Radical cystectomy with a urinary diversion is the golden standard in the management of muscle invasive urothelial carcinoma of the bladder, but it is also performed for interstitial cystitis and neurogenic bladder. An ileal conduit is the most frequent type of urinary diversion. Common complications are parastomal hernia, urinary tract infections, stenosis and parastomal dermatitis. In patients with liver cirrhosis and portal hypertension, variceal bleeding can take place not only in the esophagus, but also in the conduit. We report on how to manage this life-threatening complication.
A 75-year-old female was admitted to our emergency room because of massive, hemodynamic-relevant bleeding from her conduit. Prior to hospitalization, she had received 1,500 ml of saline i.v. The physical examination revealed a hypotensive and tachycardia patient with signs of liver cirrhosis (icterus, ascites, and low coagulation). The urinary bag fixed on the conduit was completely filled with blood, while the hemoglobin was 7.0 g/dl and thrombocytes 64/nl.
The CT scan of the abdomen performed ruled out active arterial bleeding and any tumor of the renal pelvis or the ureter as a possible cause of the bleeding. Nevertheless, huge paraumbilical varices (Fig. 1) were revealed. After initial assessment, the patient received transfusions of blood, thrombocytes, fresh frozen plasma, a prothrombin complex concentrate and fibrinogen and was transferred to the ICU for surveillance. The following day, endoscopic sclerotherapy of varices 5 mm proximal of the stoma was performed by the colleagues in gastroenterology. Following this, the patient remained stable and was discharged.

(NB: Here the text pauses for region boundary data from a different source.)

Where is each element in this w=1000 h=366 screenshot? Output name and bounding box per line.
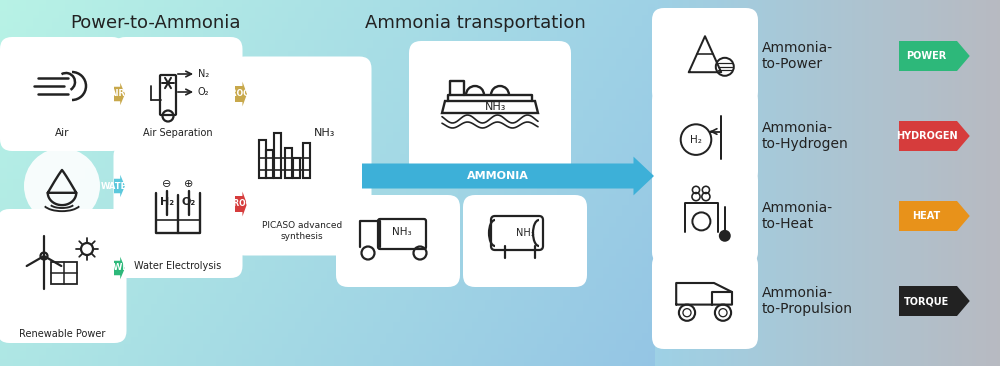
Circle shape bbox=[720, 231, 730, 241]
Text: HYDROGEN: HYDROGEN bbox=[896, 131, 958, 141]
Bar bbox=[51, 262, 77, 284]
Text: AMMONIA: AMMONIA bbox=[467, 171, 529, 181]
Text: H₂: H₂ bbox=[690, 135, 702, 145]
Text: Ammonia-
to-Propulsion: Ammonia- to-Propulsion bbox=[762, 285, 853, 316]
Text: N₂: N₂ bbox=[198, 69, 209, 79]
Polygon shape bbox=[899, 41, 970, 71]
Text: HYDROGEN: HYDROGEN bbox=[215, 199, 264, 209]
FancyBboxPatch shape bbox=[113, 144, 242, 278]
Bar bbox=[266, 150, 273, 178]
FancyArrow shape bbox=[362, 157, 654, 195]
FancyBboxPatch shape bbox=[652, 8, 758, 104]
Text: NH₃: NH₃ bbox=[516, 228, 534, 238]
Polygon shape bbox=[899, 121, 970, 151]
FancyBboxPatch shape bbox=[113, 37, 242, 151]
Text: Power-to-Ammonia: Power-to-Ammonia bbox=[70, 14, 240, 32]
Text: Ammonia-
to-Heat: Ammonia- to-Heat bbox=[762, 201, 833, 231]
FancyBboxPatch shape bbox=[652, 88, 758, 184]
Polygon shape bbox=[899, 286, 970, 316]
Text: Renewable Power: Renewable Power bbox=[19, 329, 105, 339]
Bar bbox=[274, 133, 282, 178]
Bar bbox=[293, 158, 300, 178]
Text: NITROGEN: NITROGEN bbox=[217, 90, 262, 98]
FancyBboxPatch shape bbox=[336, 195, 460, 287]
FancyBboxPatch shape bbox=[463, 195, 587, 287]
FancyBboxPatch shape bbox=[652, 168, 758, 264]
FancyArrow shape bbox=[114, 83, 125, 105]
FancyBboxPatch shape bbox=[652, 253, 758, 349]
Text: POWER: POWER bbox=[907, 51, 947, 61]
FancyArrow shape bbox=[114, 257, 125, 279]
Text: Ammonia-
to-Power: Ammonia- to-Power bbox=[762, 41, 833, 71]
Text: HEAT: HEAT bbox=[913, 211, 941, 221]
Circle shape bbox=[24, 148, 100, 224]
Text: Water Electrolysis: Water Electrolysis bbox=[134, 261, 222, 271]
FancyBboxPatch shape bbox=[409, 41, 571, 175]
FancyBboxPatch shape bbox=[233, 56, 372, 255]
FancyArrow shape bbox=[235, 82, 247, 107]
Text: POWER: POWER bbox=[100, 264, 135, 273]
FancyArrow shape bbox=[235, 191, 247, 216]
Text: Air: Air bbox=[55, 128, 69, 138]
FancyBboxPatch shape bbox=[0, 37, 124, 151]
Text: NH₃: NH₃ bbox=[314, 128, 335, 138]
Text: O₂: O₂ bbox=[198, 87, 210, 97]
FancyBboxPatch shape bbox=[0, 209, 127, 343]
Text: NH₃: NH₃ bbox=[392, 227, 412, 237]
Text: O₂: O₂ bbox=[182, 197, 196, 207]
FancyArrow shape bbox=[114, 175, 125, 197]
Text: ⊕: ⊕ bbox=[184, 179, 194, 189]
Text: H₂: H₂ bbox=[160, 197, 174, 207]
Polygon shape bbox=[899, 201, 970, 231]
Text: NH₃: NH₃ bbox=[485, 102, 507, 112]
Text: Air Separation: Air Separation bbox=[143, 128, 213, 138]
Text: Ammonia transportation: Ammonia transportation bbox=[365, 14, 585, 32]
Text: ⊖: ⊖ bbox=[162, 179, 172, 189]
Text: Ammonia-
to-Hydrogen: Ammonia- to-Hydrogen bbox=[762, 121, 849, 152]
Text: TORQUE: TORQUE bbox=[904, 296, 949, 306]
Text: AIR: AIR bbox=[110, 90, 126, 98]
Bar bbox=[285, 148, 292, 178]
Text: WATER: WATER bbox=[101, 182, 134, 190]
Bar bbox=[258, 140, 266, 178]
Text: PICASO advanced
synthesis: PICASO advanced synthesis bbox=[262, 221, 342, 242]
Bar bbox=[302, 143, 310, 178]
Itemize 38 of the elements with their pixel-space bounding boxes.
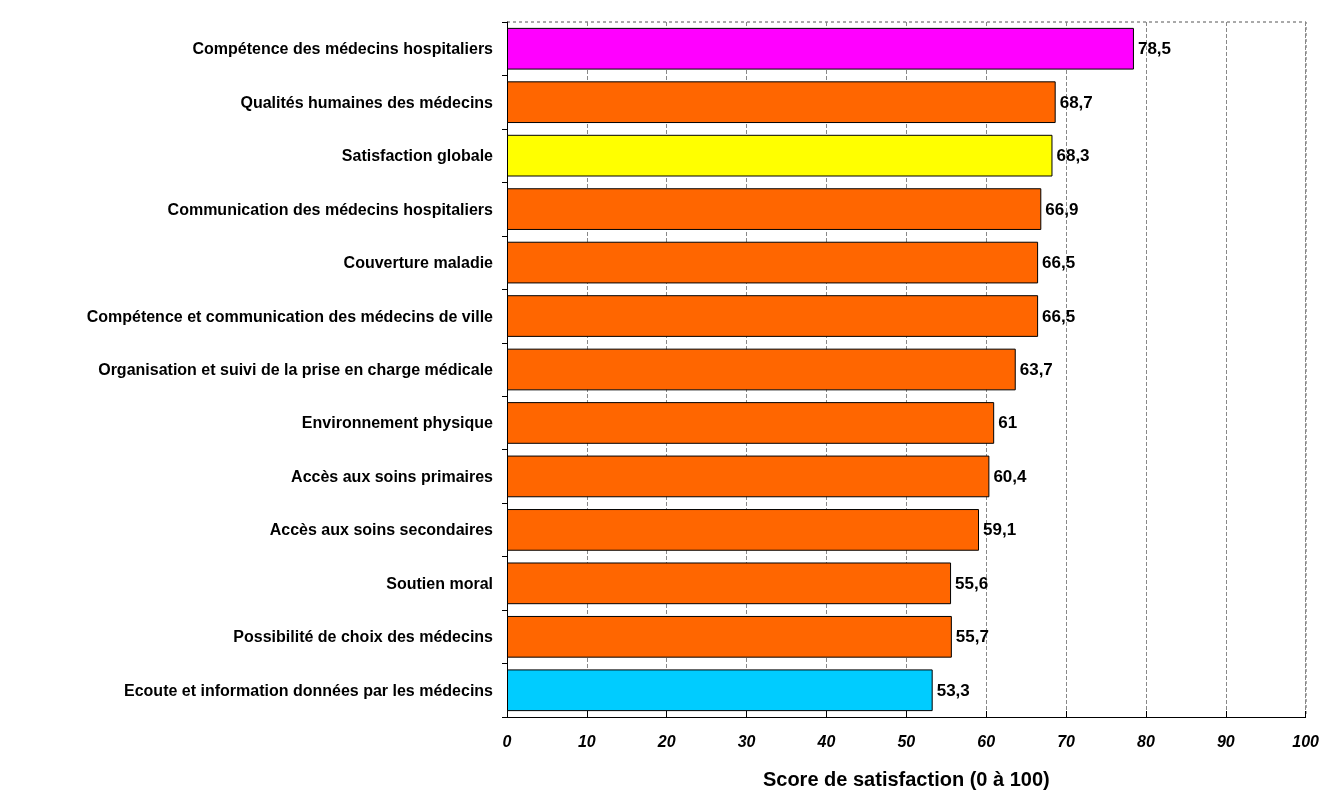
x-tick-label: 70: [1057, 732, 1076, 750]
x-tick-label: 10: [577, 732, 596, 750]
y-tick-label: Accès aux soins secondaires: [269, 521, 494, 539]
data-label: 66,5: [1042, 306, 1076, 326]
x-tick-label: 80: [1137, 732, 1155, 750]
x-tick-label: 60: [977, 732, 996, 750]
data-label: 60,4: [993, 466, 1028, 486]
data-label: 61: [998, 413, 1018, 433]
y-tick-label: Couverture maladie: [343, 254, 494, 272]
y-tick-label: Accès aux soins primaires: [291, 467, 494, 485]
y-tick-label: Organisation et suivi de la prise en charge médicale: [98, 361, 494, 378]
data-label: 53,3: [936, 680, 970, 700]
y-tick-label: Communication des médecins hospitaliers: [167, 200, 494, 218]
x-tick-label: 30: [737, 732, 756, 750]
x-axis-title: Score de satisfaction (0 à 100): [762, 768, 1050, 790]
x-tick-label: 20: [656, 732, 676, 750]
data-label: 55,6: [955, 573, 989, 593]
y-tick-label: Qualités humaines des médecins: [240, 93, 494, 111]
data-label: 68,3: [1056, 146, 1090, 166]
x-tick-label: 100: [1292, 732, 1320, 750]
y-tick-label: Soutien moral: [386, 574, 493, 592]
y-tick-label: Ecoute et information données par les médecins: [124, 681, 494, 699]
data-label: 78,5: [1137, 39, 1172, 59]
data-label: 66,5: [1042, 253, 1076, 273]
data-label: 59,1: [983, 520, 1017, 540]
x-tick-label: 50: [897, 732, 916, 750]
data-label: 68,7: [1059, 92, 1093, 112]
y-tick-label: Satisfaction globale: [341, 147, 494, 165]
y-tick-label: Possibilité de choix des médecins: [233, 628, 494, 646]
x-tick-label: 90: [1216, 732, 1235, 750]
data-label: 66,9: [1045, 199, 1079, 219]
x-tick-label: 40: [816, 732, 836, 750]
x-tick-label: 0: [502, 732, 512, 750]
y-tick-label: Environnement physique: [301, 414, 494, 432]
data-label: 63,7: [1019, 360, 1053, 379]
y-tick-label: Compétence et communication des médecins de ville: [86, 307, 494, 325]
y-tick-label: Compétence des médecins hospitaliers: [192, 40, 494, 58]
data-label: 55,7: [955, 627, 989, 647]
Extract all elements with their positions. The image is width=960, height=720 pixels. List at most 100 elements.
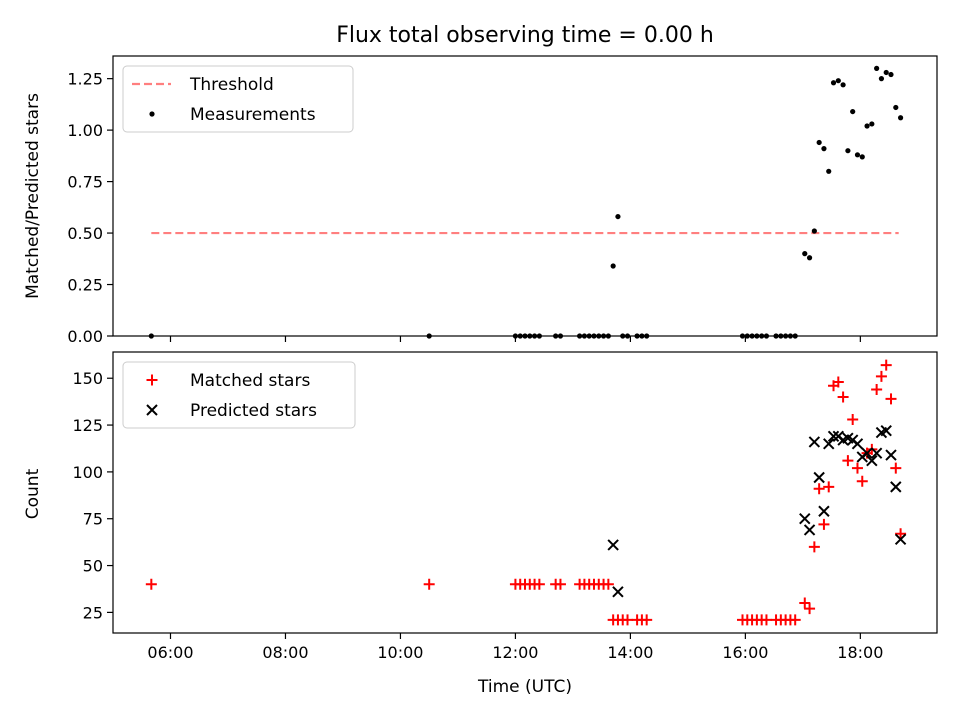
data-point — [586, 333, 592, 339]
data-point — [802, 251, 808, 257]
data-point — [799, 597, 811, 609]
data-point — [808, 541, 820, 553]
data-point — [749, 333, 755, 339]
plot-frame — [112, 351, 938, 634]
data-point — [813, 471, 825, 484]
legend-swatch — [146, 374, 158, 386]
data-point — [808, 436, 821, 448]
data-point — [885, 449, 897, 461]
data-point — [870, 447, 883, 459]
x-tick-label: 12:00 — [492, 643, 538, 662]
data-point — [835, 78, 841, 84]
data-point — [851, 438, 864, 450]
data-point — [847, 413, 859, 425]
data-point — [533, 578, 545, 590]
data-point — [739, 333, 746, 339]
data-point — [880, 359, 892, 371]
data-point — [894, 533, 907, 546]
data-point — [826, 168, 832, 174]
data-point — [517, 333, 523, 339]
data-point — [885, 393, 897, 405]
data-point — [818, 505, 830, 517]
data-point — [554, 578, 566, 590]
y-tick-label: 0.25 — [67, 276, 103, 295]
data-point — [607, 539, 619, 551]
legend-label: Measurements — [190, 105, 316, 125]
top-y-axis-label: Matched/Predicted stars — [23, 93, 43, 299]
x-axis-label: Time (UTC) — [477, 677, 572, 697]
data-point — [644, 333, 650, 339]
x-tick-label: 10:00 — [377, 643, 423, 662]
data-point — [620, 333, 626, 339]
data-point — [792, 333, 798, 339]
x-tick-label: 14:00 — [607, 643, 653, 662]
data-point — [861, 447, 873, 459]
chart-title: Flux total observing time = 0.00 h — [336, 23, 714, 48]
data-point — [799, 513, 811, 525]
data-point — [803, 524, 816, 536]
data-point — [854, 152, 861, 158]
data-point — [426, 333, 432, 339]
data-point — [866, 454, 878, 467]
data-point — [591, 333, 597, 339]
legend-swatch — [146, 404, 158, 416]
y-tick-label: 100 — [72, 463, 103, 482]
data-point — [823, 438, 835, 450]
x-tick-label: 18:00 — [837, 643, 883, 662]
data-point — [600, 333, 607, 339]
data-point — [783, 333, 789, 339]
data-point — [641, 614, 653, 626]
data-point — [827, 430, 840, 443]
series-predicted-stars — [607, 424, 907, 598]
legend-label: Matched stars — [190, 371, 310, 391]
data-point — [811, 228, 817, 234]
data-point — [890, 481, 902, 493]
data-point — [754, 333, 760, 339]
data-point — [536, 333, 542, 339]
data-point — [522, 333, 528, 339]
y-tick-label: 1.00 — [67, 121, 103, 140]
data-point — [816, 139, 822, 146]
data-point — [821, 146, 827, 152]
data-point — [871, 383, 883, 395]
data-point — [527, 333, 533, 339]
bottom-y-axis-label: Count — [23, 468, 43, 519]
y-tick-label: 50 — [83, 557, 103, 576]
data-point — [895, 528, 907, 540]
data-point — [639, 333, 645, 339]
data-point — [553, 333, 559, 339]
data-point — [818, 518, 830, 530]
data-point — [875, 370, 887, 382]
data-point — [423, 578, 435, 590]
bottom-panel: 25 50 75 100 125 150 06:00 08:00 10:00 12:00 14:00… — [72, 351, 938, 662]
legend — [122, 361, 356, 429]
data-point — [531, 333, 538, 339]
data-point — [842, 455, 854, 467]
data-point — [883, 69, 889, 76]
data-point — [837, 391, 849, 403]
data-point — [581, 333, 588, 339]
data-point — [897, 115, 904, 121]
data-point — [605, 333, 611, 339]
data-point — [744, 333, 750, 339]
data-point — [622, 614, 634, 626]
data-point — [773, 333, 779, 339]
data-point — [888, 71, 894, 78]
data-point — [634, 333, 640, 339]
data-point — [806, 255, 813, 261]
data-point — [890, 462, 902, 474]
data-point — [813, 483, 825, 495]
series-measurements — [148, 65, 904, 339]
data-point — [869, 121, 875, 127]
y-tick-label: 0.50 — [67, 224, 103, 243]
data-point — [610, 263, 616, 269]
data-point — [832, 376, 844, 388]
data-point — [602, 578, 614, 590]
data-point — [763, 333, 770, 339]
data-point — [874, 65, 880, 71]
y-tick-label: 1.25 — [67, 70, 103, 89]
legend-label: Threshold — [189, 75, 274, 95]
data-point — [850, 108, 856, 115]
y-tick-label: 25 — [83, 603, 103, 622]
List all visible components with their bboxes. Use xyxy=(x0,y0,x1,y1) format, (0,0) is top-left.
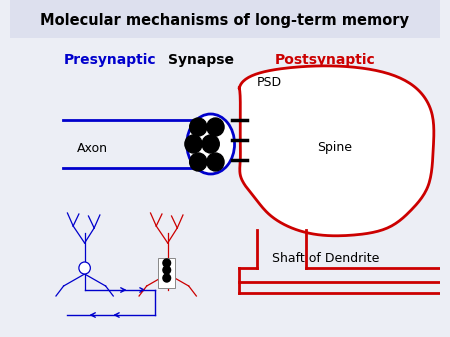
Circle shape xyxy=(207,118,224,136)
Circle shape xyxy=(163,259,171,267)
Text: Axon: Axon xyxy=(77,142,108,154)
Circle shape xyxy=(202,135,219,153)
Text: Shaft of Dendrite: Shaft of Dendrite xyxy=(272,251,379,265)
Text: PSD: PSD xyxy=(256,75,282,89)
Circle shape xyxy=(79,262,90,274)
Text: Presynaptic: Presynaptic xyxy=(64,53,157,67)
Circle shape xyxy=(189,153,207,171)
Polygon shape xyxy=(239,66,434,236)
Circle shape xyxy=(189,118,207,136)
Circle shape xyxy=(207,153,224,171)
Bar xyxy=(10,0,440,38)
Text: Postsynaptic: Postsynaptic xyxy=(275,53,376,67)
Text: Molecular mechanisms of long-term memory: Molecular mechanisms of long-term memory xyxy=(40,12,410,28)
Circle shape xyxy=(162,262,173,274)
Circle shape xyxy=(163,274,171,282)
Text: Spine: Spine xyxy=(317,142,352,154)
Ellipse shape xyxy=(187,114,234,174)
Text: Synapse: Synapse xyxy=(168,53,234,67)
Circle shape xyxy=(163,266,171,274)
Circle shape xyxy=(185,135,202,153)
Bar xyxy=(158,258,176,288)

Acute bleeding from an ileal conduit is a very rare complication of this frequently used urinary diversion, which is usually performed after cystectomy due to invasive urothelial cancer of the bladder. A review of the literature revealed 14 more reported cases. As well as patients with esophageal varices, patients with conduit bleeding usually suffer from portal hypertension and liver insufficiency.
Varices in places other than the gastro-esophageal region are called ectopic varices and their bleeding accounts for 1-5% of all varical bleeding .
It was necessary to perform diagnostics on our patient after hemodynamic stabilisation to find out the cause of the conduit bleeding and determine the proper therapy.
Besides stomal varices tumors of the ureter, renal pelvis or the kidney can cause significant bleeding. Useful diagnostic tools are ultrasound, CT, retrograde pyelography and urine cytology. In cases of severe bleeding, additional blood tests, especially clotting tests, may show coagulation disorders which have to be treated to improve clotting . Though there are no guidelines for the treatment of conduit bleeding, different approaches are described in several case reports. If the bleeding is superficial, stitches on the bleeding sites may be successful as a local procedure, though they pose the risk of damaging further vessels and the failure rate is 2 out of 3 . Endoscopic sclerotherapy was not only performed in our approach, but several times before as a standard therapy for upper gastrointestinal bleeding. This technique has a high success rate, of up to 100%, but poses the risk of mucosal ulceration and necrosis [1,3,4,5]. Selective embolisation of the bleeding vein is another very useful procedure in an emergency, the success rate being 88% . Following embolisation, the formation of collaterals may trigger renewed bleeding [7,8]. However, all local treatment techniques are emergency procedures and do not solve the main cause of the bleeding, which is portal hypertension. The transjugular intrahepatic portosystemic shunt (TIPS) is a technique that has been used by radiologists since the 1980s to reduce portal hypertension and its related complications . This technique has also been used successfully for ectopic varices such as stomal varices with a rebleeding rate of 17-37%. The use of TIPS can eliminate the cause of the portal hypertension, but can also induce or increase hepatic encephalopathy [10,11,12]. Additionally, if it is known before, patients with portal hypertension should be evaluated for an other urinary diversion than ileal conduit.
A massive bleeding conduit is an acute challenge for urologists. A therapeutic step-by-step approach featuring initial hemodynamic stabilisation and local emergency procedures such as local stitches and sclerotherapy can be recommended. Endovascular embolisation may be another option after local therapeutic approaches have been taken. TIPS is a safe and approved technique for treating the cause of conduit bleeding, which is portal hypertension.